The head of Priests For Life, a group of Catholic clergy that also employs lay people, says his organization will openly defy a federal court order requiring it to comply with the steps it must take to exempt itself from its legal obligation to provide contraceptive coverage in its employee health plan. On Friday, the United States Court of Appeals for the District of Columbia Circuit held that the federal government had taken adequate steps to accommodate groups like Priests For Life that object to birth control on religious grounds. To be clear, no one argues — not the federal government and not the judges who ruled against Priests For Life — that this organization must provide birth control coverage to its employees. Rather, the court order that Priests For Life pledges to defy literally requires them to do nothing but mail off a single-page letter.
As a general rule, federal regulations implementing the Affordable Care Act require employers to include birth control coverage in their employer-provided health plans. The rule exempts employers with religious objections to birth control, however, provided that those employers notify the government and their insurance administrator of their objection. In most cases, the insurer will then contract separately with the objector’s employees to provide them with a separate contraceptive coverage plan.
Priests For Life objects to this scheme because they claim that sending a letter that sets in motion a chain of events that lead to someone receiving contraception violates their religious beliefs. As Father Frank Pavone, the national director of Priests for Life told the Washington Times, his organization will not comply with the law because they believe that doing so would amount to cooperating “in the government’s plan to expand access to birth control and abortion-inducing drugs.” (Although many religious objectors to birth control claim that the forms of contraception at issue in the case are a form of abortion, a broad swath of the medical community disagrees.)
As Friday’s DC Circuit opinion explained, however, religious objectors do not have an absolute right to defy any law they choose not to follow. Rather, they may only invoke federal religious liberty law when they allege that a federal law “substantially burden[s]” their religious exercise. The requirement that they fill out a brief form or send a very short letter, however, hardly qualifies as substantial. As Judge Nina Pillard laid out in her opinion for the court, “[a]ll Plaintiffs must do to opt out is express what they believe and seek what they want via a letter or two page form. That bit of paperwork is more straightforward and minimal than many that are staples of nonprofit organizations’ compliance with law in the modern administrative state.” Indeed, “[t]he accommodation requires as little as it can from the objectors while still serving the government’s compelling interests.”

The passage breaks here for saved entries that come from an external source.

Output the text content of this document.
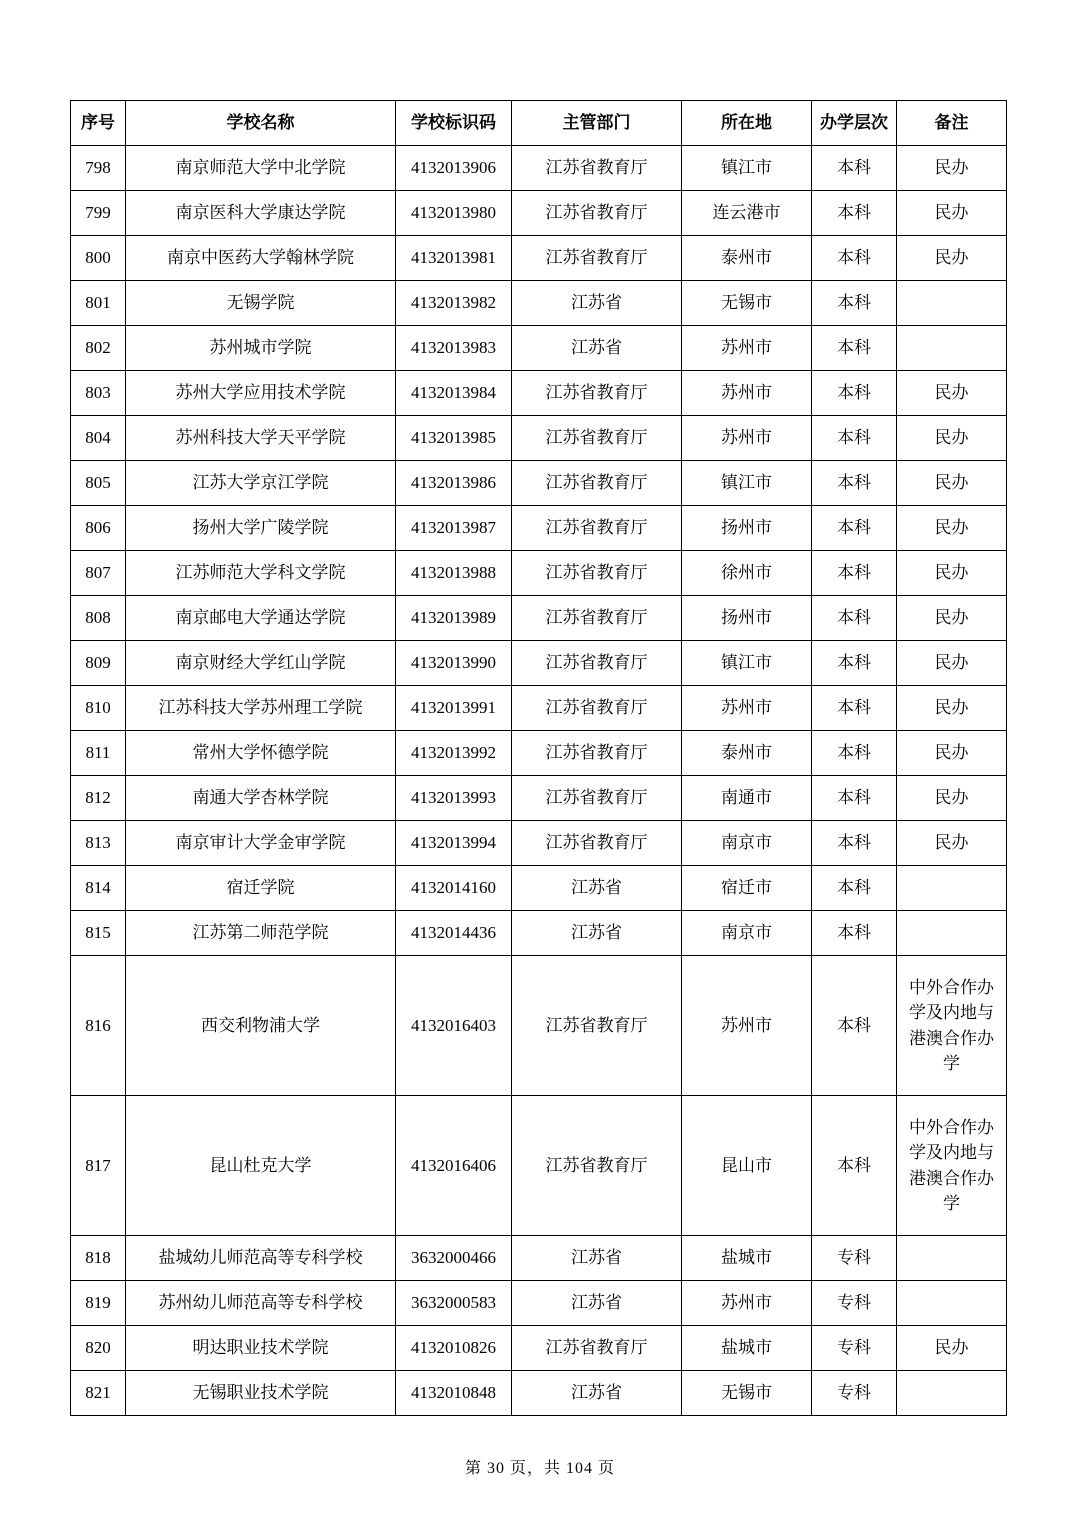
序号	学校名称	学校标识码	主管部门	所在地	办学层次	备注
798	南京师范大学中北学院	4132013906	江苏省教育厅	镇江市	本科	民办
799	南京医科大学康达学院	4132013980	江苏省教育厅	连云港市	本科	民办
800	南京中医药大学翰林学院	4132013981	江苏省教育厅	泰州市	本科	民办
801	无锡学院	4132013982	江苏省	无锡市	本科	
802	苏州城市学院	4132013983	江苏省	苏州市	本科	
803	苏州大学应用技术学院	4132013984	江苏省教育厅	苏州市	本科	民办
804	苏州科技大学天平学院	4132013985	江苏省教育厅	苏州市	本科	民办
805	江苏大学京江学院	4132013986	江苏省教育厅	镇江市	本科	民办
806	扬州大学广陵学院	4132013987	江苏省教育厅	扬州市	本科	民办
807	江苏师范大学科文学院	4132013988	江苏省教育厅	徐州市	本科	民办
808	南京邮电大学通达学院	4132013989	江苏省教育厅	扬州市	本科	民办
809	南京财经大学红山学院	4132013990	江苏省教育厅	镇江市	本科	民办
810	江苏科技大学苏州理工学院	4132013991	江苏省教育厅	苏州市	本科	民办
811	常州大学怀德学院	4132013992	江苏省教育厅	泰州市	本科	民办
812	南通大学杏林学院	4132013993	江苏省教育厅	南通市	本科	民办
813	南京审计大学金审学院	4132013994	江苏省教育厅	南京市	本科	民办
814	宿迁学院	4132014160	江苏省	宿迁市	本科	
815	江苏第二师范学院	4132014436	江苏省	南京市	本科	
816	西交利物浦大学	4132016403	江苏省教育厅	苏州市	本科	中外合作办学及内地与港澳合作办学
817	昆山杜克大学	4132016406	江苏省教育厅	昆山市	本科	中外合作办学及内地与港澳合作办学
818	盐城幼儿师范高等专科学校	3632000466	江苏省	盐城市	专科	
819	苏州幼儿师范高等专科学校	3632000583	江苏省	苏州市	专科	
820	明达职业技术学院	4132010826	江苏省教育厅	盐城市	专科	民办
821	无锡职业技术学院	4132010848	江苏省	无锡市	专科	
第 30 页，共 104 页
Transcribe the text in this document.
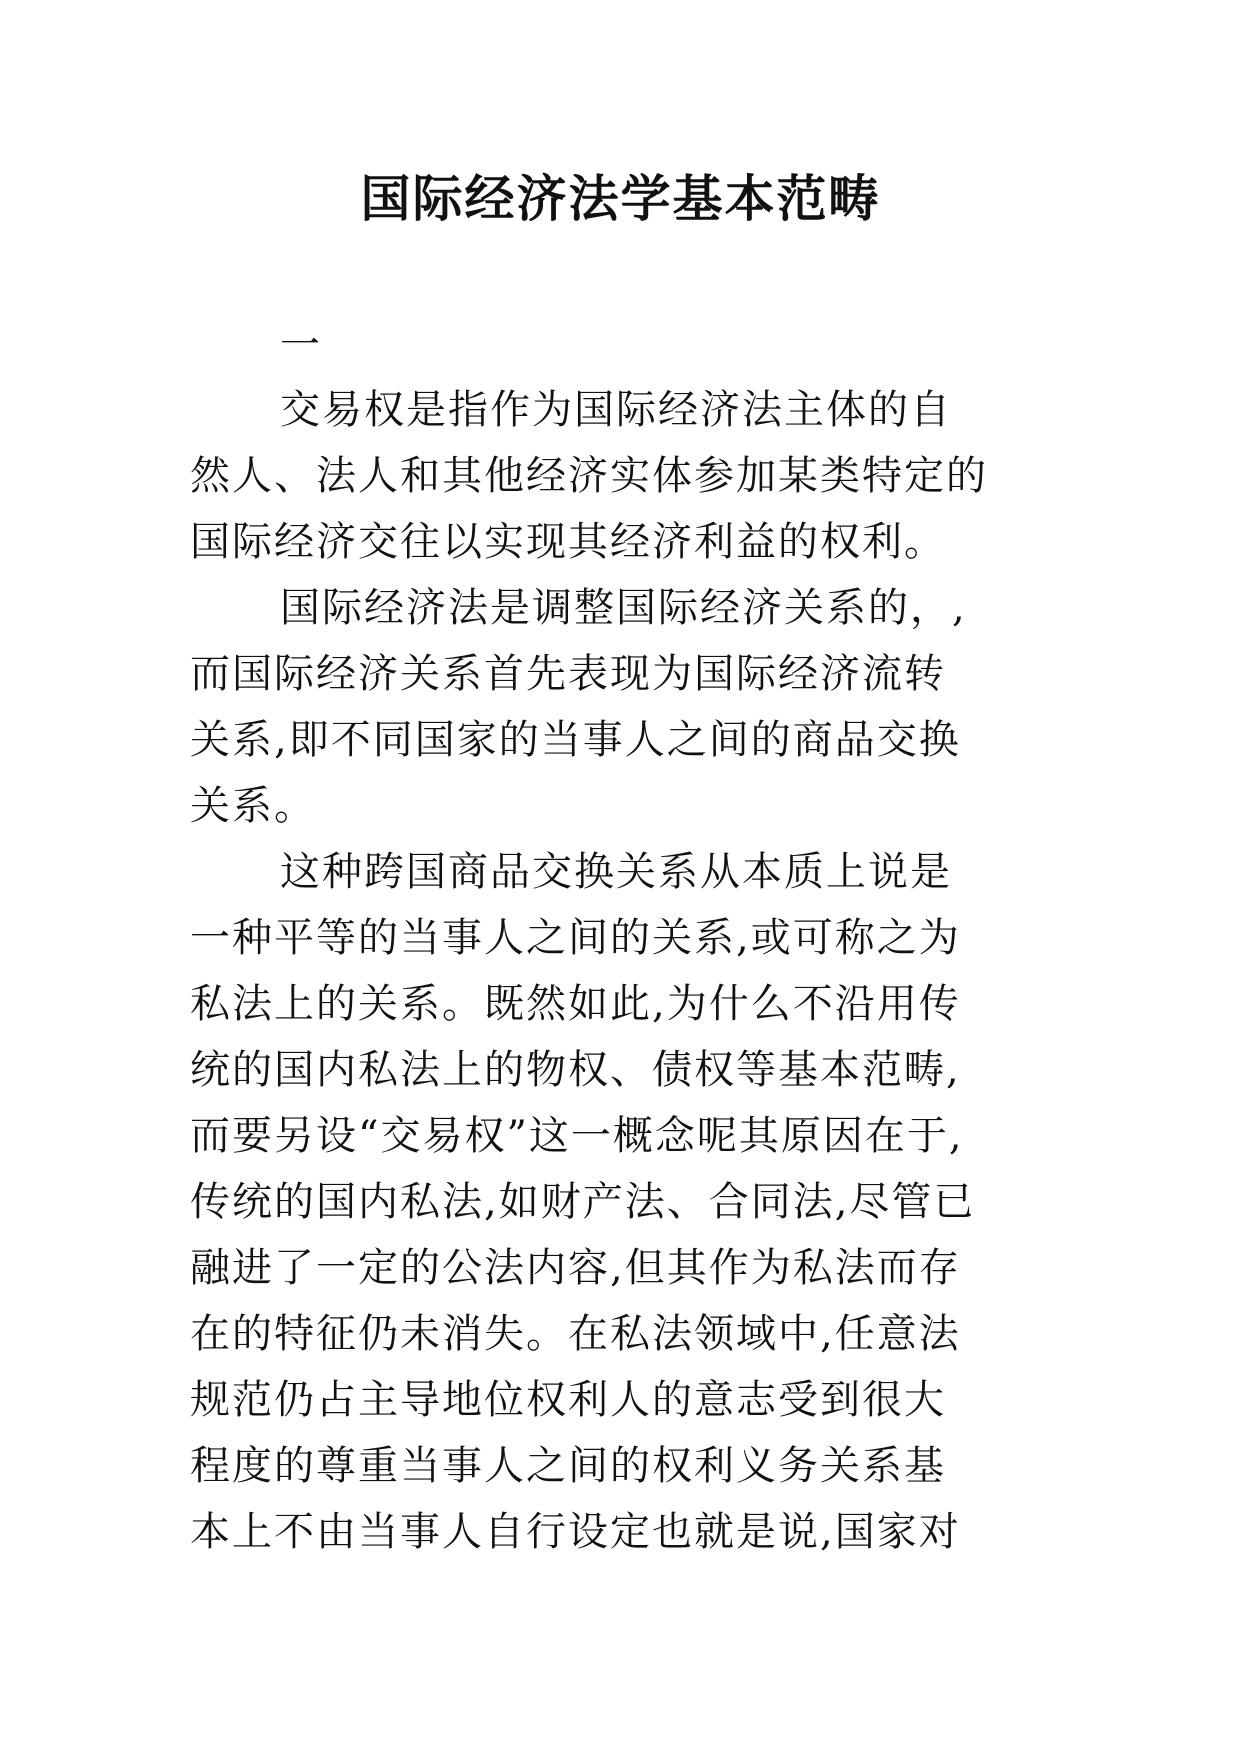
国际经济法学基本范畴

一

交易权是指作为国际经济法主体的自
然人、法人和其他经济实体参加某类特定的
国际经济交往以实现其经济利益的权利。
国际经济法是调整国际经济关系的，,
而国际经济关系首先表现为国际经济流转
关系,即不同国家的当事人之间的商品交换
关系。
这种跨国商品交换关系从本质上说是
一种平等的当事人之间的关系,或可称之为
私法上的关系。既然如此,为什么不沿用传
统的国内私法上的物权、债权等基本范畴,
而要另设“交易权”这一概念呢其原因在于,
传统的国内私法,如财产法、合同法,尽管已
融进了一定的公法内容,但其作为私法而存
在的特征仍未消失。在私法领域中,任意法
规范仍占主导地位权利人的意志受到很大
程度的尊重当事人之间的权利义务关系基
本上不由当事人自行设定也就是说,国家对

It is possible, if not entirely certain, that the Supreme Court will reverse the DC Circuit’s decision in Priests For Life. Although there is considerable language in Hobby Lobby suggesting that the accommodation the Obama Administration offered to groups that object to birth control is legally sufficient, the justices appeared to back off that language just a few days after Hobby Lobby was decided. Should Priests For Life’s bid for the extraordinary exemption they currently seek prove unsuccessful, then they are playing with fire by defying the courts. Though the burden required for them to comply with the law is insignificant, the penalties for refusing to comply are substantial.